B-Life


連載 村山 順子さん 『心を届ける手紙(2)』

コロナ禍の今だからこそ、コミュニケーションの方法を見直してみませんか。(写真はイメージです)
コロナ禍の今だからこそ、コミュニケーションの方法を見直してみませんか。(写真はイメージです)

子どもさんから、親御さんに書く手紙」


 寝たきりの母へ“声のたより“を届けました!

 

 皆さまこんにちは!寒い日が続いていますが、お健やかにお過ごしでしょうか。今月は「子どもさんから、親御さんへの手紙」というテーマで、私自身の事を書かせて頂きます。

 

 私には、92歳の母がいます。もともとは鹿児島県の沖永良部島に住んでいましたが、世話をしてくれていた妹が病気になり、4年前に、弟のいる宮崎のケアハウスに入所することになりました。その後、妹は亡くなり母は故郷に帰ることができなくなりました。脳梗塞で寝たきりの母は、2年前から目が見えなくなり、テレビも見る事ができません。ただお陰様で、耳は聞こえます。

 

 コロナ禍で面会ができなくなり、2年前から会えていません。弟は母の主治医で、毎週施設に母を診察に行きますので、母への手紙を、弟に託し読んで貰っていました。

 

 そんな中、昨年の母の誕生日前に、弟から「姉ちゃん、お母さんへの手紙をCDにして送ってくれない?繰り返し聞くことができるからね」との提案がありました。“いいアイデア!”とすぐに書き始めました。いつもは手紙をすぐに書き上げる私ですが、今回は書いては読み直し、書き、削りました。寝たきりの母が何度も繰り返し聴くことになります。聴いた後の母がどんな気持ちになるのか、想像しながら書きました。たくさんあるエピソードの中から母にとって嬉しいこと、よく頑張った母が、自分を褒めたくなるような事ばかりを書きました。母の人生は辛い事も多かったけれど、実り多き人生だったと改めて感じてもらえるように。そして子どもたちからの感謝の思いを、長女の私が代表して書き、吹き込み、何度もやり直しました。

 

 ゆっくり、ゆっくり・・と意識して母に話しかけるように。長男に吹き込んだ音声を、CDにして貰った時、長男は「途中まで聴いていたけど、泣きそうで最後まで聴けなかった。良いんじゃない?おばあちゃん喜んでくれると良いね」と。母の気持ちに寄り添いながら、ベッドで聴いていて楽しく、嬉しく、懐かしく思えるような事ばかりを書いて吹き込みました。弟から母がCDを聴いている様子の映像が送ってきました。大きく頷き、笑い、泣きそうな表情になり、少し動く左足をバタバタと動かして、嬉しさを表してくれていました。

 

 特に表情が大きく変わったのは幼い頃、母が4姉妹にお揃いのボーダー柄のワンピースを作ってくれ、嬉しくて近くの商店街を行ったり来たりして見せびらかして歩いた時のこと。母は大きく頷き顔をくしゃくしゃにして笑い泣いていました。何とか母に、「私たち5人の子どもからの感謝の気持ちを伝えたい!」と始めた、手紙をCDに吹き込む試みは大成功でした。

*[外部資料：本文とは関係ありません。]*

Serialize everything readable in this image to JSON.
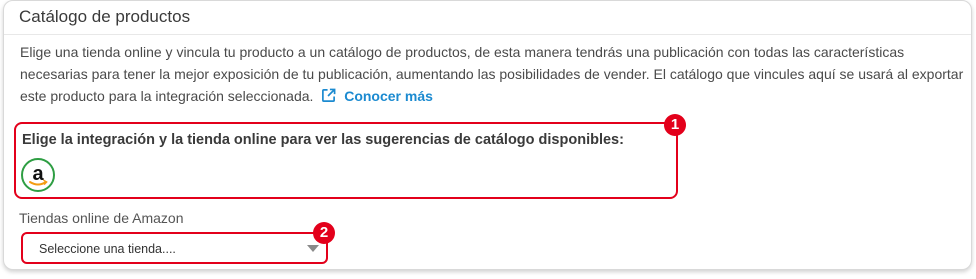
{
  "card": {
    "title": "Catálogo de productos",
    "description": "Elige una tienda online y vincula tu producto a un catálogo de productos, de esta manera tendrás una publicación con todas las características necesarias para tener la mejor exposición de tu publicación, aumentando las posibilidades de vender. El catálogo que vincules aquí se usará al exportar este producto para la integración seleccionada.",
    "learn_more_label": "Conocer más"
  },
  "integration": {
    "label": "Elige la integración y la tienda online para ver las sugerencias de catálogo disponibles:",
    "badge": "1",
    "options": [
      {
        "name": "amazon",
        "icon": "amazon-logo-icon",
        "glyph": "a"
      }
    ]
  },
  "stores": {
    "label": "Tiendas online de Amazon",
    "selected_value": "Seleccione una tienda....",
    "badge": "2"
  },
  "colors": {
    "highlight": "#e3001b",
    "link": "#1b8ad0",
    "amazon_ring": "#2e9e43",
    "amazon_smile": "#f39c12"
  }
}
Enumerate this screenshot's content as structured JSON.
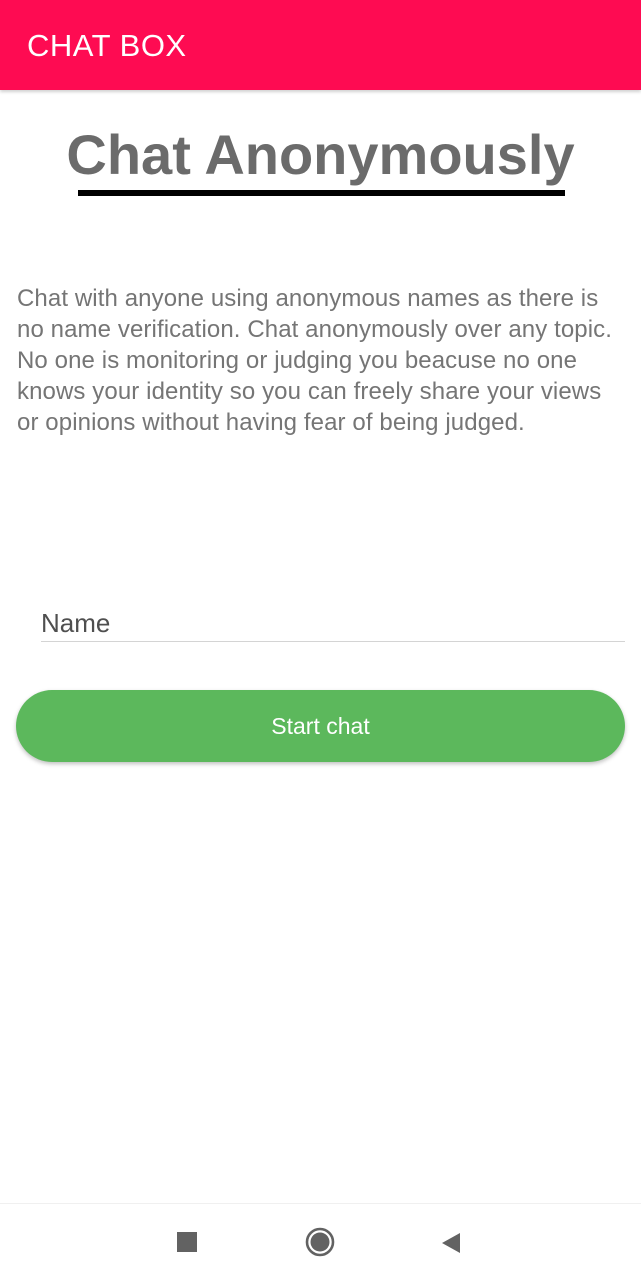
{
  "appbar": {
    "title": "CHAT BOX",
    "color": "#fe0b52"
  },
  "main": {
    "heading": "Chat Anonymously",
    "description": "Chat with anyone using anonymous names as there is no name verification. Chat anonymously over any topic. No one is monitoring or judging you beacuse no one knows your identity so you can freely share your views or opinions without having fear of being judged.",
    "name_input": {
      "placeholder": "Name",
      "value": ""
    },
    "start_button": {
      "label": "Start chat",
      "color": "#5cb85c"
    }
  },
  "navbar": {
    "icons": [
      "recents-square-icon",
      "home-circle-icon",
      "back-triangle-icon"
    ]
  }
}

お孫さんの顔を思い浮かべながら、話しかけるように書いてみましょう。
お孫さんの顔を思い浮かべながら、話しかけるように書いてみましょう。

 会えない、目が見えない、寝たきり・・厳しい状況の中でも、「親に感謝の気持ちを届けたい!喜んで貰いたい!」と思う時、その方法は色々ある事を体験しました。亡くなられた親御さんへの手紙を書いて、仏前に備えている方もいらっしゃいます。

 

 冬の夜は長いです。心静かに思い出しながら、親御さんへの感謝の手紙を書いてみませんか!

 


著者プロフィール


村山 順子 さん 鹿児島県沖永良部島出身

有限会社プロシード 代表取締役 会長

一般社団法人神戸暮らしの学校  代表理事

 

13歳のときに単身で沖永良部島から神戸に出てきて就学。短大卒業後小学校の教諭となる。青春時代を子供たちとの学校生活で過ごし、結婚のため退職、専業主婦となる。

 

夫の急逝をきっかけに52歳で家事代行サービス会社を起業。起業を決意するきっかけが、夫からの手紙だったことから、多くの人に手紙で大切な人に素直な気持ちを伝えて欲しいと「心を届ける手紙のセミナー」を2004年よりはじめる。

 

手紙のセミナーは、2019年には全国47都道府県で開催され、2021年現在10,000人以上の方が参加されています。